Falls in individuals with SCI were frequent, and half of the total study sample reported recurrent falls in the previous year. Mode of mobility was an important factor associated with recurrent falls, as ambulatory individuals had higher odds than wheelchair users. Ability to get up from the ground, regular exercise and younger age were also associated with recurrent falls. A subgroup analysis indicated that the factors associated with recurrent falls differed for wheelchair users and ambulatory individuals.

Fifty-six (82%) of the ambulatory individuals reported falling during the 12-month follow-up, and 33 (49%) had at least three falls. Forty-four (65%) individuals experienced at least one injurious fall, with most injuries being minor. Three individuals, all menopausal women, had a serious injury. Reporting recurrent falls in the previous year and fear of falling were predictors of both recurrent falls and injurious falls in ambulatory individuals. In addition, slower walking speed was a predictor, although weak, for recurrent falls.
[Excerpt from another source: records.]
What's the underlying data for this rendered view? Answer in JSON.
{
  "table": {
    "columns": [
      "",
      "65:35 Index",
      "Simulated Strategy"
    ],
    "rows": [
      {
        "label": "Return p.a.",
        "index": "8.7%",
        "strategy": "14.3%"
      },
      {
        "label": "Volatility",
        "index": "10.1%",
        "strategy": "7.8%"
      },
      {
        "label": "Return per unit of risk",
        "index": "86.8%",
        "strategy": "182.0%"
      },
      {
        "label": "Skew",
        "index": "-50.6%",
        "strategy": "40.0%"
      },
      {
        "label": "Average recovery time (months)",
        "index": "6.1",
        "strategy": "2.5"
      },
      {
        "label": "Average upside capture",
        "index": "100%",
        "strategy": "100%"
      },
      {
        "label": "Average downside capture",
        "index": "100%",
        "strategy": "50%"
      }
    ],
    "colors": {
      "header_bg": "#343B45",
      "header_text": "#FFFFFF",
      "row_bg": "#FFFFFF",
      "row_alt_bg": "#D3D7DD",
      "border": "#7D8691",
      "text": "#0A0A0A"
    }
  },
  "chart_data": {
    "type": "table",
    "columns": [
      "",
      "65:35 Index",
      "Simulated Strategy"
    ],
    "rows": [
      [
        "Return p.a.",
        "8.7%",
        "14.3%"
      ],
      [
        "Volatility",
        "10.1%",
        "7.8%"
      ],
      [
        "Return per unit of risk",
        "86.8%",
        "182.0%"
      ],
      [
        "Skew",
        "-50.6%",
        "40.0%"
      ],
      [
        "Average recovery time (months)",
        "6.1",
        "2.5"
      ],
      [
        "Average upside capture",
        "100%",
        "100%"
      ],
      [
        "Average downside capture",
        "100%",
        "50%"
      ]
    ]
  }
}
The ambulatory informants interviewed in the qualitative study considered falls to be a part of life. They were aware of their increased fall risk and used various preventive measures to avoid falls. Nevertheless, when important to their self-identity they were also willing to expose themselves to fall-risk situations. However, falls especially in every-day situations interfered with their identities and self-images as normal, healthy, and well-functioning individuals. All the informants expressed some conditional fall-related concerns i.e. walking on slippery surfaces, but a few had inexpedient concerns limiting their activities and participation in society.

Lack of balance was perceived as one of the main causes for falls. Yet, when measuring balance control with the BBS, no association with recurrent falls was found. Thus, a newer and presumably more sensitive balance scale, the BESTest, was tested. Both the BBS and Mini-BESTest proved to be valid scales for assessing balance control in individuals with chronic SCI who were able to walk. The Mini-BESTest seemed to be the preferable instrument in this sample due to its lack of ceiling effect and better scale properties. However, neither the BBS nor the Mini-BESTest could predict recurrent falls.